Applying L'Hopital's rule for $\lim_{x\to 0}\frac{e^x\sin x -x(1-x)}{x^3}$

I need to find

$$\lim_{x\to 0}\frac{e^x\sin x -x(1-x)}{x^3}$$.

If I apply L'Hôpital's rule two times I get

$$\lim_{x\to 0^{+}}\frac{e^x\cos x +1}{3x} = \infty$$

$$\lim_{x\to 0^{-}}\frac{e^x\cos x +1}{3x} = -\infty$$

can I assume because I didn't get a limit, the original function doesn't have a limit or not? Because from what I read here, I can't assume anything. If I can't, is there another way to get the limit?

Actually,$$\lim_{x\to0^+}\frac{e^x\cos(x)+1}{3x}=\infty,$$and it follows from L'Hopital's Rule that$$\lim_{x\to0^+}\frac{e^x\sin(x)-x(1-x)}{x^3}=\infty.$$By the same argument,$$\lim_{x\to0^-}\frac{e^x\sin(x)-x(1-x)}{x^3}=-\infty.$$So, the limit$$\lim_{x\to0}\frac{e^x\sin(x)-x(1-x)}{x^3}$$doesn't exist indeed.

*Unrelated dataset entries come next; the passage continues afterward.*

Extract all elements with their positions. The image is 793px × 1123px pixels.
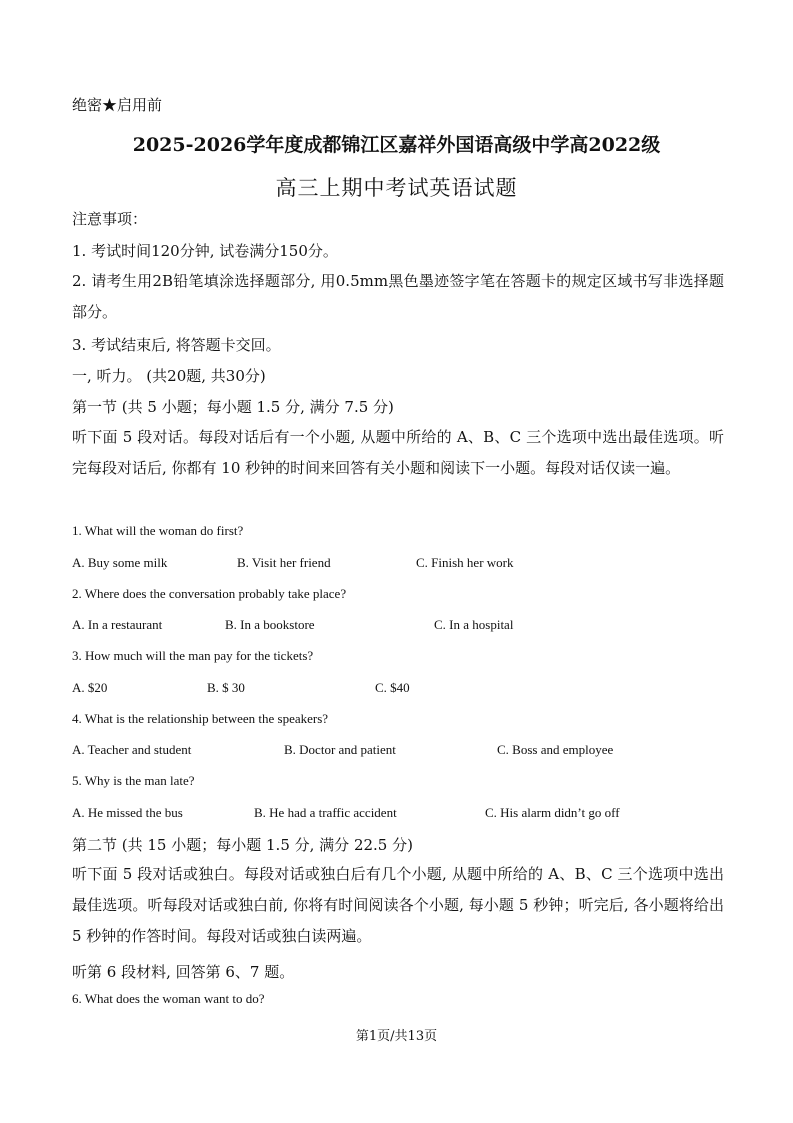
question-1-stem: 1. What will the woman do first?	[72, 523, 244, 538]
exam-title-line1: 2025-2026学年度成都锦江区嘉祥外国语高级中学高2022级	[132, 134, 661, 156]
question-2-option-a: A. In a restaurant	[72, 617, 163, 632]
question-4-option-a: A. Teacher and student	[72, 742, 192, 757]
part1-heading: 第一节 (共 5 小题；每小题 1.5 分, 满分 7.5 分)	[72, 398, 394, 416]
part2-instructions: 听下面 5 段对话或独白。每段对话或独白后有几个小题, 从题中所给的 A、B、C 三个选项中选出最佳选项。听每段对话或独白前, 你将有时间阅读各个小题, 每小题 5 秒钟；听完后, 各小题将给出 5 秒钟的作答时间。每段对话或独白读两遍。	[72, 865, 724, 945]
question-1-option-b: B. Visit her friend	[237, 555, 331, 570]
question-5-option-a: A. He missed the bus	[72, 805, 183, 820]
question-3-stem: 3. How much will the man pay for the tickets?	[72, 648, 314, 663]
question-5-option-c: C. His alarm didn’t go off	[485, 805, 620, 820]
question-3-option-a: A. $20	[72, 680, 108, 695]
question-3-option-b: B. $ 30	[207, 680, 245, 695]
question-2-stem: 2. Where does the conversation probably take place?	[72, 586, 347, 601]
notes-heading: 注意事项：	[72, 210, 148, 228]
question-4-option-b: B. Doctor and patient	[284, 742, 396, 757]
page-number-footer: 第1页/共13页	[355, 1029, 438, 1044]
exam-title-line2: 高三上期中考试英语试题	[275, 176, 518, 200]
question-2-option-b: B. In a bookstore	[225, 617, 315, 632]
part1-instructions: 听下面 5 段对话。每段对话后有一个小题, 从题中所给的 A、B、C 三个选项中选出最佳选项。听完每段对话后, 你都有 10 秒钟的时间来回答有关小题和阅读下一小题。每段对话仅读一遍。	[72, 428, 724, 477]
question-4-option-c: C. Boss and employee	[497, 742, 614, 757]
note-item-2: 2. 请考生用2B铅笔填涂选择题部分, 用0.5mm黑色墨迹签字笔在答题卡的规定区域书写非选择题部分。	[72, 272, 724, 321]
question-2-option-c: C. In a hospital	[434, 617, 514, 632]
material-6-instruction: 听第 6 段材料, 回答第 6、7 题。	[72, 963, 295, 981]
question-4-stem: 4. What is the relationship between the speakers?	[72, 711, 329, 726]
note-item-3: 3. 考试结束后, 将答题卡交回。	[72, 336, 281, 354]
section-listening-heading: 一, 听力。 (共20题, 共30分)	[72, 367, 266, 385]
question-5-option-b: B. He had a traffic accident	[254, 805, 397, 820]
confidential-label: 绝密★启用前	[72, 96, 163, 114]
question-3-option-c: C. $40	[375, 680, 410, 695]
question-5-stem: 5. Why is the man late?	[72, 773, 195, 788]
question-6-stem: 6. What does the woman want to do?	[72, 991, 265, 1006]
part2-heading: 第二节 (共 15 小题；每小题 1.5 分, 满分 22.5 分)	[72, 836, 413, 854]
question-1-option-a: A. Buy some milk	[72, 555, 168, 570]
note-item-1: 1. 考试时间120分钟, 试卷满分150分。	[72, 242, 338, 260]
question-1-option-c: C. Finish her work	[416, 555, 514, 570]
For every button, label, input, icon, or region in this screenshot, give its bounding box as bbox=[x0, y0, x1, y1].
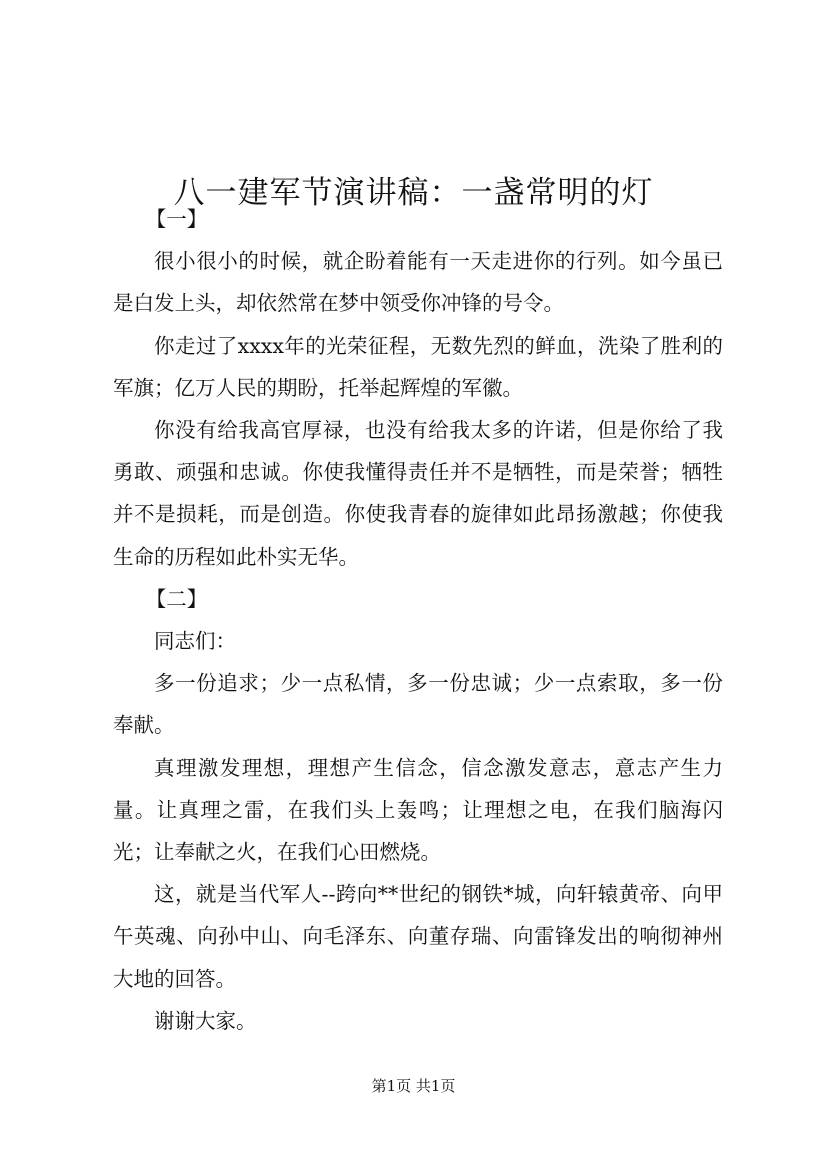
paragraph: 多一份追求；少一点私情，多一份忠诚；少一点索取，多一份奉献。 bbox=[113, 671, 723, 738]
paragraph: 很小很小的时候，就企盼着能有一天走进你的行列。如今虽已是白发上头，却依然常在梦中领受你冲锋的号令。 bbox=[113, 249, 723, 316]
salutation: 同志们： bbox=[154, 629, 236, 654]
section-heading-2: 【二】 bbox=[145, 586, 208, 611]
document-body bbox=[113, 198, 723, 1042]
document-title: 八一建军节演讲稿：一盏常明的灯 bbox=[173, 174, 654, 211]
section-heading-1: 【一】 bbox=[145, 207, 208, 231]
paragraph: 你没有给我高官厚禄，也没有给我太多的许诺，但是你给了我勇敢、顽强和忠诚。你使我懂得责任并不是牺牲，而是荣誉；牺牲并不是损耗，而是创造。你使我青春的旋律如此昂扬激越；你使我生命的历程如此朴实无华。 bbox=[113, 418, 723, 569]
page-footer: 第1页 共1页 bbox=[371, 1077, 456, 1095]
paragraph: 你走过了xxxx年的光荣征程，无数先烈的鲜血，洗染了胜利的军旗；亿万人民的期盼，托举起辉煌的军徽。 bbox=[113, 333, 723, 400]
paragraph: 这，就是当代军人--跨向**世纪的钢铁*城，向轩辕黄帝、向甲午英魂、向孙中山、向毛泽东、向董存瑞、向雷锋发出的响彻神州大地的回答。 bbox=[113, 882, 723, 991]
closing: 谢谢大家。 bbox=[154, 1008, 257, 1033]
paragraph: 真理激发理想，理想产生信念，信念激发意志，意志产生力量。让真理之雷，在我们头上轰鸣；让理想之电，在我们脑海闪光；让奉献之火，在我们心田燃烧。 bbox=[113, 755, 723, 865]
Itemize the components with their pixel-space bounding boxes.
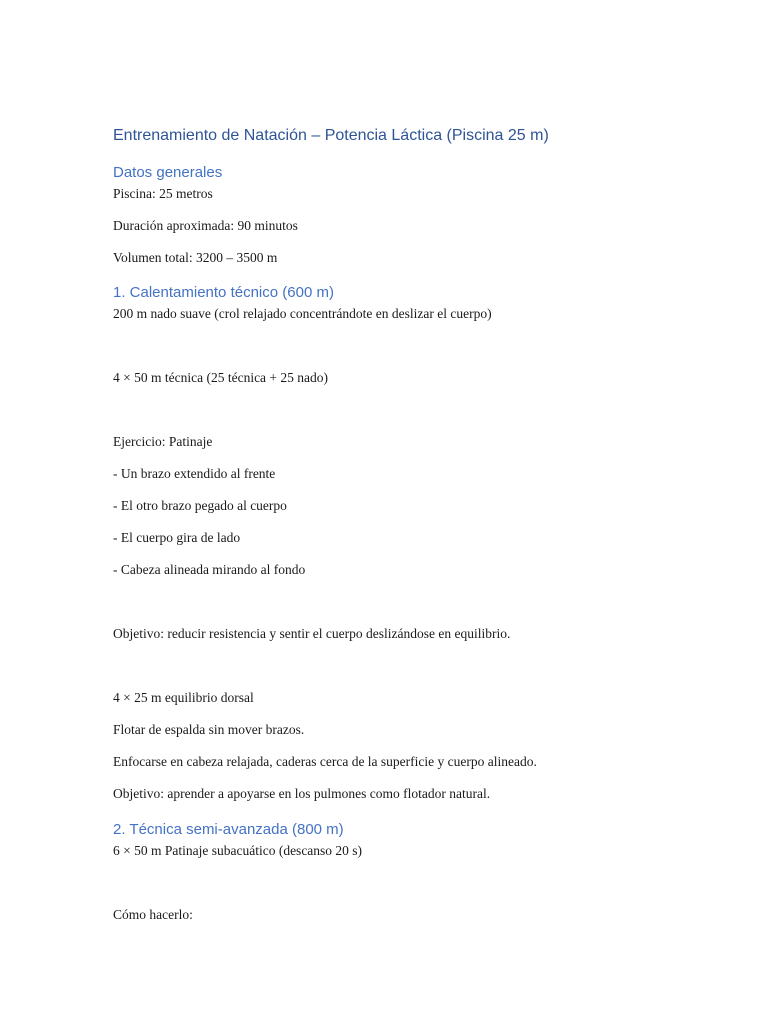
section1-line1: 200 m nado suave (crol relajado concentrándote en deslizar el cuerpo) — [113, 306, 492, 321]
section2-line1: 6 × 50 m Patinaje subacuático (descanso 20 s) — [113, 843, 363, 858]
objective-text: Objetivo: reducir resistencia y sentir el cuerpo deslizándose en equilibrio. — [113, 626, 511, 641]
document-title: Entrenamiento de Natación – Potencia Láctica (Piscina 25 m) — [113, 127, 549, 144]
duration-text: Duración aproximada: 90 minutos — [113, 218, 298, 233]
general-heading: Datos generales — [113, 164, 223, 181]
section2-heading: 2. Técnica semi-avanzada (800 m) — [113, 821, 344, 838]
bullet-item: - Un brazo extendido al frente — [113, 466, 276, 481]
volume-text: Volumen total: 3200 – 3500 m — [113, 250, 278, 265]
bullet-item: - Cabeza alineada mirando al fondo — [113, 562, 306, 577]
section1-line5: Enfocarse en cabeza relajada, caderas cerca de la superficie y cuerpo alineado. — [113, 754, 537, 769]
objective-text: Objetivo: aprender a apoyarse en los pulmones como flotador natural. — [113, 786, 491, 801]
bullet-item: - El otro brazo pegado al cuerpo — [113, 498, 287, 513]
section1-line2: 4 × 50 m técnica (25 técnica + 25 nado) — [113, 370, 329, 385]
section1-heading: 1. Calentamiento técnico (600 m) — [113, 284, 334, 301]
section1-line4: Flotar de espalda sin mover brazos. — [113, 722, 305, 737]
exercise-text: Ejercicio: Patinaje — [113, 434, 213, 449]
pool-text: Piscina: 25 metros — [113, 186, 213, 201]
how-text: Cómo hacerlo: — [113, 907, 193, 922]
bullet-item: - El cuerpo gira de lado — [113, 530, 241, 545]
section1-line3: 4 × 25 m equilibrio dorsal — [113, 690, 254, 705]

As an alternative way, we can avoid l'Hopital's rule noting that

$$\frac{e^x\sin x -x(1-x)}{x^3}=\frac{e^x\sin x -\sin x+\sin x-x(1-x)}{x^3}=$$

$$=\frac{e^x\sin x -\sin x}{x^3}+\frac{\sin x-x(1-x)}{x^3}=$$

$$=\frac 1 x \frac{\sin x}x\frac{e^x -1}{x}+\frac{\sin x-x+x^2}{x^3}=$$

$$=\frac 1 x \frac{\sin x}x\frac{e^x -1}{x}+\frac{\sin x-x}{x^3}+\frac{1}{x}$$

with $\frac{\sin x}x \to 1$, $\frac{e^x -1}{x}\to 1$, $\frac{\sin x-x}{x^3}\to -\frac 16$ but limit for $\frac 1 x$ doesn't exist.